Culture
00:30 7 juin 2016 | mise à jour le: 7 juin 2016 à 00:30 temps de lecture: 3 minutes

Cinq chandelles pour Ni Vu Ni Cornu

ARTS VISUELS. Après cinq ans de travail acharné, Annie Lévesque de chez Ni Vu Ni Cornu peut dire qu’elle a réussi son défi: faire vivre une galerie d’art contemporain à Sainte-Anne-de-Beaupré.

Désormais bien implanté dans le milieu, Annie Lévesque sent que la pression s’amoindrit au tournant de ce cinquième anniversaire. «C’est comme un enfant que tu envoies à l’école primaire, image-t-elle, sourire aux lèvres. À 5 ans, il devient plus autonome.» La galeriste a tenu une grande fête le 27 mai dernier pour souligner l’événement. Pas moins de 250 convives se sont présentés à l’événement, dont de nombreux collaborateurs de longue date de la galerie.
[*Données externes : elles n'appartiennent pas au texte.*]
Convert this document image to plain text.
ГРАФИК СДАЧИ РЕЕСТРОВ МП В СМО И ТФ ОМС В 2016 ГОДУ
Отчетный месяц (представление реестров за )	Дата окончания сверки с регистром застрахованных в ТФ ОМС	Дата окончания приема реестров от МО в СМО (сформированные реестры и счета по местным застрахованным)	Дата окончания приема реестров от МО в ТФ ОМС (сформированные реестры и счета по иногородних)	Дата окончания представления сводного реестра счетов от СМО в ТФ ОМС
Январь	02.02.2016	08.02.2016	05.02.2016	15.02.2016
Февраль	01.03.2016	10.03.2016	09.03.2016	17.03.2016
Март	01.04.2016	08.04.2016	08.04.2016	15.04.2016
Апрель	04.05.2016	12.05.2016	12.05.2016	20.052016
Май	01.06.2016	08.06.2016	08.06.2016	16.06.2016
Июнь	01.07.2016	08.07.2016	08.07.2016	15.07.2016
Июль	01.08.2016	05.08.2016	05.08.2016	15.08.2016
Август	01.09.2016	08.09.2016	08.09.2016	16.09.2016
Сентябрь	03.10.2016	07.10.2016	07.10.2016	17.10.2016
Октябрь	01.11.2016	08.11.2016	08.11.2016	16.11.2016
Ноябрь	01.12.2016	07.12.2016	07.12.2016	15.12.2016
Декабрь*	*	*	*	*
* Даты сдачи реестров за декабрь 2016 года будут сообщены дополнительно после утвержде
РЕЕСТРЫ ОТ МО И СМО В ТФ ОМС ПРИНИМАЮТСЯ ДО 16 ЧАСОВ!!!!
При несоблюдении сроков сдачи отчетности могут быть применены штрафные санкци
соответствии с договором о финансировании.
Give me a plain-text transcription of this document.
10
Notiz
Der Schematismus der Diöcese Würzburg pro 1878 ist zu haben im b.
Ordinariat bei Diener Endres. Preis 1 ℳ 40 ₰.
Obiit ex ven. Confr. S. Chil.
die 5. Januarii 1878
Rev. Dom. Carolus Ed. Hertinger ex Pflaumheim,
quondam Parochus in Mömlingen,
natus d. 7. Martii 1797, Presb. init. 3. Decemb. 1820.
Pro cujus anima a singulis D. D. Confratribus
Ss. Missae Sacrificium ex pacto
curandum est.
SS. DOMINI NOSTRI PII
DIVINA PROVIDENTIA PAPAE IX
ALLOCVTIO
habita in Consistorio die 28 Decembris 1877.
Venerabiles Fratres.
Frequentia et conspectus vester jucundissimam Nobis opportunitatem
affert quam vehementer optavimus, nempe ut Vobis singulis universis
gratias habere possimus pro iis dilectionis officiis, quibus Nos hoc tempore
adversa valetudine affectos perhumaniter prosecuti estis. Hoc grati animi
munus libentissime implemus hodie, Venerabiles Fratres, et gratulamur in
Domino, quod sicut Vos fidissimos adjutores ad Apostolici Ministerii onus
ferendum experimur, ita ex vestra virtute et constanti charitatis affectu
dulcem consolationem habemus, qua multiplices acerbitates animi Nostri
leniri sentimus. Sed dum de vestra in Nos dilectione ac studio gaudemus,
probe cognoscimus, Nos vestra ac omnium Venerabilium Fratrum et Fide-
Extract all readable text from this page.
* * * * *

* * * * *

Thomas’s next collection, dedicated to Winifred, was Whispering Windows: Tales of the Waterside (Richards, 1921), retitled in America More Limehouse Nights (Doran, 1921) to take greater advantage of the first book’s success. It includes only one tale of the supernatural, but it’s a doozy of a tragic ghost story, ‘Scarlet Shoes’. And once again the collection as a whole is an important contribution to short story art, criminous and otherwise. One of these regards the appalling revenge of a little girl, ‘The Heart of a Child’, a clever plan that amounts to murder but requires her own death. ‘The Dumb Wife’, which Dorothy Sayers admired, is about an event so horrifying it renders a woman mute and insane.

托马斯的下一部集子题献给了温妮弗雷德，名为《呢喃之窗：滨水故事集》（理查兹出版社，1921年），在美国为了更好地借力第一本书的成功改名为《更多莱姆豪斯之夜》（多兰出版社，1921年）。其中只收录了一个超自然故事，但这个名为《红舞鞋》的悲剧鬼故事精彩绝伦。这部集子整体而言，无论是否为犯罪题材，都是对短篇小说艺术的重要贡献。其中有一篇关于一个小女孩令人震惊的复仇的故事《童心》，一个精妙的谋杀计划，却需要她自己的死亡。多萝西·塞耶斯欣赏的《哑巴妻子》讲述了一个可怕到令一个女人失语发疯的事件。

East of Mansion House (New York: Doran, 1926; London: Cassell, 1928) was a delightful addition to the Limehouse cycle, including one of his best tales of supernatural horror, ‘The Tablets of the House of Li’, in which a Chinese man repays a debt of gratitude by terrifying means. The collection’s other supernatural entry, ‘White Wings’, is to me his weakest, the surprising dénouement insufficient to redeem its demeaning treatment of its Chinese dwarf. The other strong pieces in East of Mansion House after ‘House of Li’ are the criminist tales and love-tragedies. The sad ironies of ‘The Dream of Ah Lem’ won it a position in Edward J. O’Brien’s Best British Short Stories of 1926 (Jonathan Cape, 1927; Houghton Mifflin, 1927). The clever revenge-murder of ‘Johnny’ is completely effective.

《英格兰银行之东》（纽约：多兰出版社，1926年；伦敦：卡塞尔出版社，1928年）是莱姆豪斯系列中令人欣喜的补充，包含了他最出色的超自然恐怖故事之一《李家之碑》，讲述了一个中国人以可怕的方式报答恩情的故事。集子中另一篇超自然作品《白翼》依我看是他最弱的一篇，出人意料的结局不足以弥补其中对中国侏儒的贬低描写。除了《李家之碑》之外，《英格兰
Les cinq dernières années n’ont pas été sans effort. Installée à Sainte-Anne-de-Beaupré, lieu d’un fort patrimoine religieux, Ni Vu Ni Cornu est venue, aux dires d’Annie Lévesque, compléter l’offre culturelle déjà foisonnante sur les lieux. «La basilique, le cyclorama, le musée Edison, ce sont tous des lieux culturels majeurs qui sont venus bâtir l’identité de la galerie», selon la femme d’affaires.

Le Regroupement des intervenants culturels de la Côte-de-Beaupré a été le point culminant de la galerie en termes de cohésion avec le milieu. «On a besoin d’un milieu culturel fort, croit la galeriste. Le regroupement aide à notre rayonnement, mais ça nous prend aussi du sang neuf.»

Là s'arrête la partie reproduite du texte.